Une infirmière agressée aux abords de l'hôpital
2008-03-09 - Le TempsLu 1204 fois
Les agressions contre les victimes innocentes demeurent malheureusement le lot des délinquants impénitents qui continuent imperturbablement à en commettre, malgré les peines de plus en plus sévères auxquelles ils sont condamnés et qu'ils purgent entièrement derrière les barreaux pour récidiver, plus tard, une fois libérés.
Rien ne semble les arrêter.
Ni les arrestations opérées le plus souvent en un temps record, comme ce fut le cas dans l'affaire que nous vous relatons aujourd'hui sur nos colonnes, ni les verdicts exemplaires qui sont prononcés à leur encontre.
Ce que l'on remarque chez les plus pervers d'entre eux, c'est leur utilisation excessive de la violence pour causer des blessures graves aux personnes qu'ils attaquent de préférence par derrière, si ce n'est de front parmi les plus téméraires.
Pourtant, ils ont recours à cette cruauté, d'une manière paradoxale.
En effet, dans la majorité des cas enregistrés, ils détroussent d'abord leurs victimes sans coup férir, sous la menace puis ils les agressent ensuite gratuitement d'une façon sordide, leur causant des infirmités irréversibles, voire en leur portant des coups mortels.
Heureusement que ce ne fut pas le cas de cette infirmière qui a été lâchement attaquée par un voyou, en plein jour et devant une foule impuissante, juste aux abords de l'hôpital où elle travaille.
Un pur hasard a voulu qu'elle soit choisie par un adolescent de 19 ans, encore en apprentissage dans le domaine de la délinquance, qui l'a rattrapée sur les marches conduisant à l'établissement hospitalier pour lui arracher son sac à main contenant ses papiers d'identité, son téléphone portable et surtout sa paye qu'elle vient justement de retirer d'une banque très proche.
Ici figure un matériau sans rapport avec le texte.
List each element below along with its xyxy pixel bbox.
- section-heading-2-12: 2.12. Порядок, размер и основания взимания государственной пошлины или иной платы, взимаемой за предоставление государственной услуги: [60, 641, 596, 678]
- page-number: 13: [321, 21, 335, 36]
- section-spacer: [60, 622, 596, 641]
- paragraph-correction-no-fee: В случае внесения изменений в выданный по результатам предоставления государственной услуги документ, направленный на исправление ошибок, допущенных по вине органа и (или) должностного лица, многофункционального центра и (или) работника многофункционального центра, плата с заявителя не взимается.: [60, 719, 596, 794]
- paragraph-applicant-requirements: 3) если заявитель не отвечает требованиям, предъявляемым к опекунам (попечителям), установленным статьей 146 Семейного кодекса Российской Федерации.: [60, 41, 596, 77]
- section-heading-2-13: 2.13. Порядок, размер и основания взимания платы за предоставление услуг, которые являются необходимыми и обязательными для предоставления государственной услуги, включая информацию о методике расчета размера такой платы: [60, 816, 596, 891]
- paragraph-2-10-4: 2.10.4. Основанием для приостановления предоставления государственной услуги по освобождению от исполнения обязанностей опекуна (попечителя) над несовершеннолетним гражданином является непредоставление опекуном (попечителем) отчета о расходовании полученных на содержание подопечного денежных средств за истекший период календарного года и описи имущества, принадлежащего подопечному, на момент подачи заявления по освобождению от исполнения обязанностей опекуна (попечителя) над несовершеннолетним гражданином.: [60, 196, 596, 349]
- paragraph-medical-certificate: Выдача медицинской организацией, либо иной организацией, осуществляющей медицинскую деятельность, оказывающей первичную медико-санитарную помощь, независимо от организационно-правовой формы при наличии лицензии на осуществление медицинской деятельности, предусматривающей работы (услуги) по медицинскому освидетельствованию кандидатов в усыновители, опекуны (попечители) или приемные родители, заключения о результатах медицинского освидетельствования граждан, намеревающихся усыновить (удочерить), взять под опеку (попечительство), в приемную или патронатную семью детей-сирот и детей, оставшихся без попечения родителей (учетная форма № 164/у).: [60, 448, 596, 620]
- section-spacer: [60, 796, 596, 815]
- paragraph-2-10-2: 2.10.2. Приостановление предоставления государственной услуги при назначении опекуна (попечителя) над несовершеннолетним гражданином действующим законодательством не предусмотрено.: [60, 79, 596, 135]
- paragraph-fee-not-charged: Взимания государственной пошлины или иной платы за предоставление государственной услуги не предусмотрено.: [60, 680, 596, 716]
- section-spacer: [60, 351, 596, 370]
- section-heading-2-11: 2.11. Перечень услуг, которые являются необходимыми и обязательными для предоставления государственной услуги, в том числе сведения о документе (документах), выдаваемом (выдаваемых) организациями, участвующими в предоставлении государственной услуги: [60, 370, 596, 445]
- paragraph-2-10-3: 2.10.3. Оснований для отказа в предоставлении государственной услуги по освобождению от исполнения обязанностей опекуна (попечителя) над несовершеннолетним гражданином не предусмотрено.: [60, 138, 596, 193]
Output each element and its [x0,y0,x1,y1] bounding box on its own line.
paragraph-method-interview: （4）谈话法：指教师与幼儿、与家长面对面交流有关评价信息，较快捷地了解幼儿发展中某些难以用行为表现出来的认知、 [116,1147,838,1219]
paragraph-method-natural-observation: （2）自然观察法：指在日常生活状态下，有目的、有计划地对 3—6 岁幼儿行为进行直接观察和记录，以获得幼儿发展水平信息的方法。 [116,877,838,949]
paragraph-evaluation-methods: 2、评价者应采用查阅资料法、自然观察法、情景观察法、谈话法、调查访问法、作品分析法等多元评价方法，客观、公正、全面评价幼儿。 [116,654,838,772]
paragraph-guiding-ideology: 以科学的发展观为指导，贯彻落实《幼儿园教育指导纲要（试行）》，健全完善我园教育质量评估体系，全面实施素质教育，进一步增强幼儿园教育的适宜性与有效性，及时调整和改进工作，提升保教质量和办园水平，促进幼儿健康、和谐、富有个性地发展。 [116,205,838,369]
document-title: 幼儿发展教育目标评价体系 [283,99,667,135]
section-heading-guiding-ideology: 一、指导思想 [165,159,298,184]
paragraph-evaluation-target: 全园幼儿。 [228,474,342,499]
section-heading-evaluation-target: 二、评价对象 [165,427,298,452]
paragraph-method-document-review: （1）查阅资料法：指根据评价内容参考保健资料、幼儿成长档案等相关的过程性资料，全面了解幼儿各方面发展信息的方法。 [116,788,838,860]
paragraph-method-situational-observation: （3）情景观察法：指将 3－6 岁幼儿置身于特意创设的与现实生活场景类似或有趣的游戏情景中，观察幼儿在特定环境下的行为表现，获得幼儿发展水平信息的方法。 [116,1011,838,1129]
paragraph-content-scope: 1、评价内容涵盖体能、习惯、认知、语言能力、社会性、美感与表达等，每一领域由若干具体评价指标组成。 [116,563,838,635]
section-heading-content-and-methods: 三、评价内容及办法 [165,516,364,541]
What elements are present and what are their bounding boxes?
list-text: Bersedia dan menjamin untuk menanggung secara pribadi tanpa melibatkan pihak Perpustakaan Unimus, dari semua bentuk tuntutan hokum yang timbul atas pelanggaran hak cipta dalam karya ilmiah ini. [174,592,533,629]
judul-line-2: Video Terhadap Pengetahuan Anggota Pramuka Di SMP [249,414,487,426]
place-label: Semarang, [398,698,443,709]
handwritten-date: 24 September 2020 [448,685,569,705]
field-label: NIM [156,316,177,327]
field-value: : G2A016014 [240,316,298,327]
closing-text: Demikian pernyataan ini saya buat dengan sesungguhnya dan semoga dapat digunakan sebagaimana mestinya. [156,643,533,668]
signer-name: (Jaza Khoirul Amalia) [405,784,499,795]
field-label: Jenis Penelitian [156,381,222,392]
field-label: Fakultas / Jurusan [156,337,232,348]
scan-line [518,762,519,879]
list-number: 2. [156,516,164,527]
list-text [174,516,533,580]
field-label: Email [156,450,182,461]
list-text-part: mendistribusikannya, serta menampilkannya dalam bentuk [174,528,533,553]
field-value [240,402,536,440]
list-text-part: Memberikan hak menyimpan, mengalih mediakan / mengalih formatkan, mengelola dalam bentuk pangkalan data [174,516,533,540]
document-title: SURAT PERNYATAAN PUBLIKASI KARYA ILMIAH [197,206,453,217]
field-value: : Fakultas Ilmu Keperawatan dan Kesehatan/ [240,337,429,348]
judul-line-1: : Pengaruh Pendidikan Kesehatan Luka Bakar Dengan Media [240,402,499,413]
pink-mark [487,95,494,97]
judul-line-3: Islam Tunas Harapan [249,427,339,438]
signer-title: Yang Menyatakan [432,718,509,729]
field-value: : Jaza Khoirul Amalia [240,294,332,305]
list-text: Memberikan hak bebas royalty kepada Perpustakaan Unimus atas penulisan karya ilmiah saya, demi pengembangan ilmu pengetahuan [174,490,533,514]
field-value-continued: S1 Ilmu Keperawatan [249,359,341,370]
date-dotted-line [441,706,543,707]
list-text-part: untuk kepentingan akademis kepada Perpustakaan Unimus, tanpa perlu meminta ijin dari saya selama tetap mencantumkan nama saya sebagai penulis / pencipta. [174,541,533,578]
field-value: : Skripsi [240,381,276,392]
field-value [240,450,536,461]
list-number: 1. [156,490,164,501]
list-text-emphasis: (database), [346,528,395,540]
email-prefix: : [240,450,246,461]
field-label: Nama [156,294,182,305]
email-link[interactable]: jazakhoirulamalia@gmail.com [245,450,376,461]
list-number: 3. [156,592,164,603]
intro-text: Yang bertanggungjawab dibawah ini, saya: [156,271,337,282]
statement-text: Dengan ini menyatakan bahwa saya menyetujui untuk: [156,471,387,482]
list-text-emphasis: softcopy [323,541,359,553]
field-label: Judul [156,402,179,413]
Son coup réussi et au moment où elle s'est retournée pour le dévisager, il lui trancha l'artère de son poignet gauche avec un couteau dont il a, seul, le secret de la manipulation, avant de s'évanouir dans la foule.
Le destin était vraiment du côté de l'infirmière qui se rendait à son service.
L'hôpital n'étant qu'à moins d'une centaine de mètres, elle a été secourue très rapidement et admise au bloc opératoire où une intervention chirurgicale stoppa l'hémorragie et sauva son poignet d'une éventuelle paralysie.
La brigade judiciaire de Sidi El Béchir entama diligemment les recherches et finit par appréhender le coupable, formellement reconnu par la victime qui avait entre temps terminée sa période de convalescence à l'hôpital Habib Thameur de Tunis.